Summary for the Busy Executive: Some of the best Chopin playing you will ever hear.
Moravec has long held the reputation of a musician's musician. In an age of flashy fingers and little else, he stands for the highest service to a composer's work. Artistically, he effaces himself almost completely. When I think of Moravec, I don't think of a musical instrument, but of a musical mind.
Chopin's music, like Bach's and Debussy's, can travel many different interpretive paths, but his performers tend to fall into two large categories. The first I could call the Individualists: those concerned with creating their Chopin. Extreme examples of this type might be Olsson and Argerich. The interpreters in the other category seem to "just play." The music sounds as if it comes to you directly from Chopin's brain. Rubinstein represents the archetype of this player. Of course, things aren't really so clear-cut. Players spread out along an interpretive spectrum. However, I should add that neither approach is inherently better than the other. Both have their pitfalls. In the first, the performer gets in the way of the music, rather than illuminates it. In the second, the performer makes no music at all.

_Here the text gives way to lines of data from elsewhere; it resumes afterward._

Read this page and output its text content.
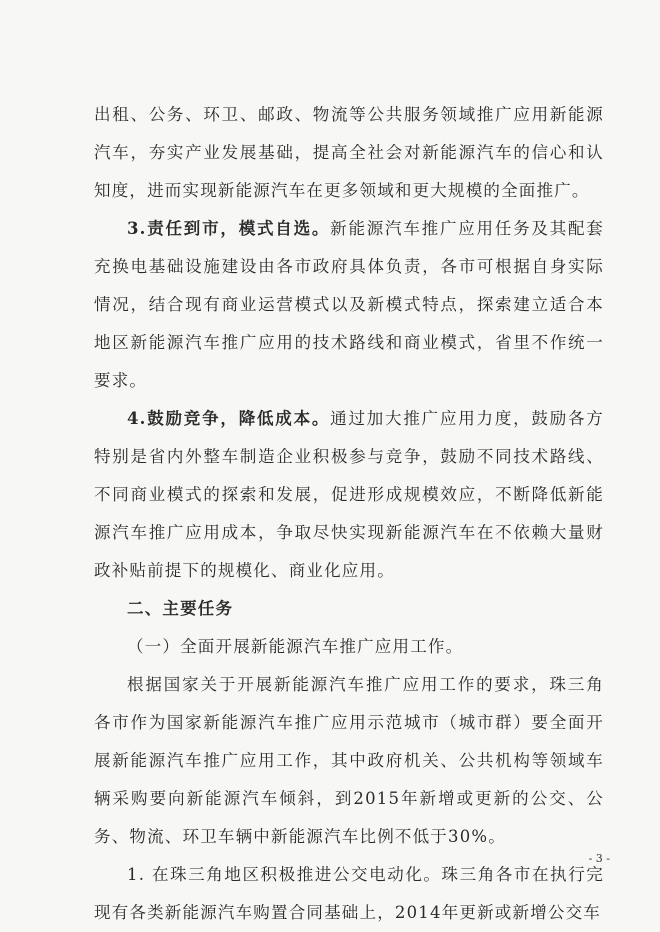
出租、公务、环卫、邮政、物流等公共服务领域推广应用新能源汽车，夯实产业发展基础，提高全社会对新能源汽车的信心和认知度，进而实现新能源汽车在更多领域和更大规模的全面推广。

3.责任到市，模式自选。新能源汽车推广应用任务及其配套充换电基础设施建设由各市政府具体负责，各市可根据自身实际情况，结合现有商业运营模式以及新模式特点，探索建立适合本地区新能源汽车推广应用的技术路线和商业模式，省里不作统一要求。

4.鼓励竞争，降低成本。通过加大推广应用力度，鼓励各方特别是省内外整车制造企业积极参与竞争，鼓励不同技术路线、不同商业模式的探索和发展，促进形成规模效应，不断降低新能源汽车推广应用成本，争取尽快实现新能源汽车在不依赖大量财政补贴前提下的规模化、商业化应用。

二、主要任务

（一）全面开展新能源汽车推广应用工作。

根据国家关于开展新能源汽车推广应用工作的要求，珠三角各市作为国家新能源汽车推广应用示范城市（城市群）要全面开展新能源汽车推广应用工作，其中政府机关、公共机构等领域车辆采购要向新能源汽车倾斜，到2015年新增或更新的公交、公务、物流、环卫车辆中新能源汽车比例不低于30%。

1. 在珠三角地区积极推进公交电动化。珠三角各市在执行完现有各类新能源汽车购置合同基础上，2014年更新或新增公交车

- 3 -
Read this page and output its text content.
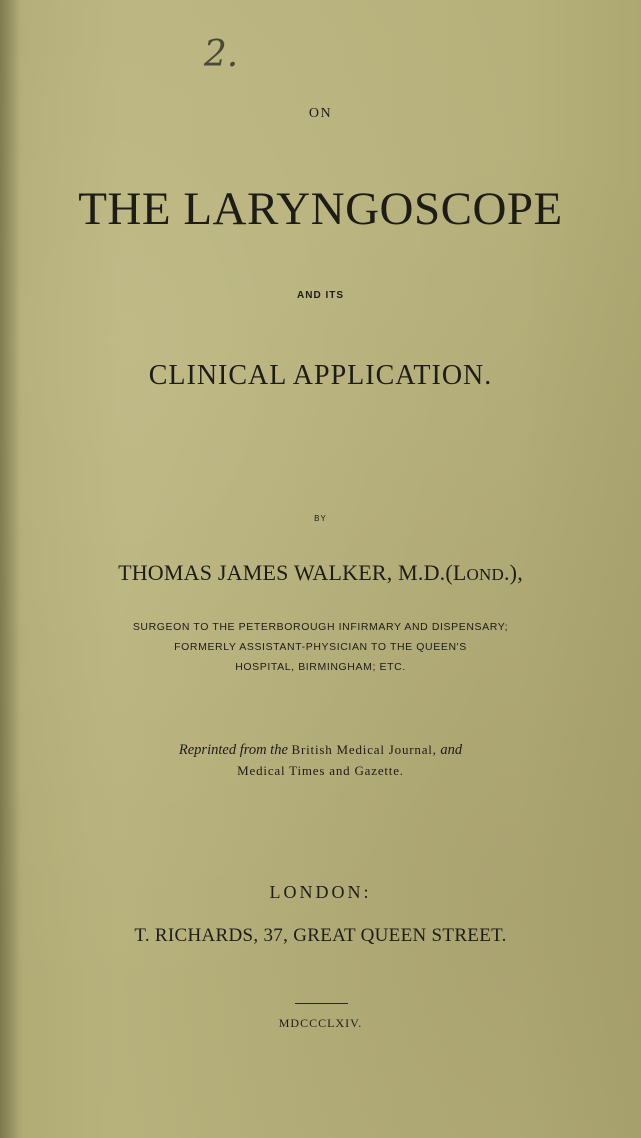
2.
ON
THE LARYNGOSCOPE
AND ITS
CLINICAL APPLICATION.
BY
THOMAS JAMES WALKER, M.D.(LOND.),
SURGEON TO THE PETERBOROUGH INFIRMARY AND DISPENSARY;
FORMERLY ASSISTANT-PHYSICIAN TO THE QUEEN'S
HOSPITAL, BIRMINGHAM; ETC.
Reprinted from the British Medical Journal, and
Medical Times and Gazette.
LONDON:
T. RICHARDS, 37, GREAT QUEEN STREET.
MDCCCLXIV.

Moravec, while definitely an individual, stands closer to Rubinstein than to Argerich. However, one hears more intention, more intellect if you will, in Moravec than in Rubinstein. Moravec gives the impression of more study than Rubinstein's "singing bird." Nevertheless, he also manages to convey the zaniness of Chopin's structural frame as well as clearly delineate it. This comes out most forcefully in the so-called "funeral-march" sonata, a piece which has confused many great musicians, including Schumann, who (although he enjoyed it) regarded it as a suite of Chopin's usual run of salon pieces, rather than a sonata. Shaw, however, admired the structure. Moravec plays through the first movement in such a way that justifies Chopin's designation. You can see why Chopin thought of it in terms of sonata form – the development of two subject groups of differing keys and character (in fact, a lot of Chopin's non-sonatas work this way). The sonata signposts are a bit mixed up, compared to Haydn almost willfully placed, but the sonata's essential point of contrast and development is kept. The second-movement scherzo, on the other hand, is almost classically chaste in its broad outlines, even though the new wine in the old bottle is pure Chopin. Moravec melts your heart in the trio, with a gorgeous singing line. Allusion to the trio, as in some of Beethoven's symphonic scherzos, briefly turns up in the coda.
I may have listened to the slow movement funeral march too many times to really hear it. It's certainly a bold stroke, but it seems to me very difficult to shape. Some pianists turn it into Mussorgsky's "Bydlo" from Pictures, making the procession approach and recede in one long span. I admit the effectiveness of the strategy, but it's become a cliché and, in the first place, not what Chopin wrote. Moravec manages to follow the score and keep interest. The fleet finale, lasting less than two minutes, is a wonder, with harmony and tonality largely in shreds. Moravec shapes it. One other thing: Moravec has a fantastic sense of harmonic movement and voice-leading. He almost never just plays chords. Whether from deliberation or instinct, he manages to string together constituent notes of successive chords to give you a line, wholly unexpected. This ability first attracted me to Moravec's work. He was playing (I think) the Liszt sixth Hungarian Rhapsody. By emphasizing the bass line near strategic cadences, he transformed the usual showpiece into real music.
The Berceuse, with the Bolero, is a genuine Chopin rarity. Not only did Chopin write only one, but you can see why pianists avoid it – "simple" music of horrendous interpretive difficulty. Its main problem is that it almost never changes key or significantly varies the left hand. In that regard, it's almost minimalist. How do you keep interest? Moravec does so by hesitating at the right moments – the ones where the possibility of change becomes apparent, thus building in a necessary, though low-key tension (this is, after all, a lullaby) as you wonder about the outcome.
I find the fourth the most ruminative of Chopin's ballades. This sort of thing is right up Moravec's street. Compared to some players I've heard, Moravec understates things. Those of you wanting your Chopin sautéed in chicken fat should avoid this. For me, however, Moravec makes the passion of the piece more convincing, rather than less. The quick parts of the piece are less an occasion for shock and awe at the grapeshot fired from the fingers than for building an argument. In short, the fireworks don't interrupt the reverie as much as they show the other side of it.
The mazurkas are fun. Moravec takes the opening of the first in a way that connects with Bartók's piano dances, with shifting accents. The second is a delicate marvel, without slipping into the fey. Moravec manages to hint at an underlying steel, without becoming pushy. This elegant restraint runs over into the third mazurka. The hesitations in phrasing are distinct, but never overdone. To me, this is a model of rubato.
My favorite work (and my favorite performance) on the CD is the f-minor Fantaisie. In too many hands, it doesn't come off as much of anything, except noodling around. Moravec delivers a powerful, moving account, making you feel the pianistic ornaments as an intensification, rather than a dissipation, of emotion. It's a difficult work, in the sense that Chopin shifts emotional gears on a dime. Moravec matches him and creates one gigantic, almost phantasmagoric span.
The recording has a touch more bass than I like, but only if I listen for it. Mostly, I'm too caught up in Moravec's music-making to notice.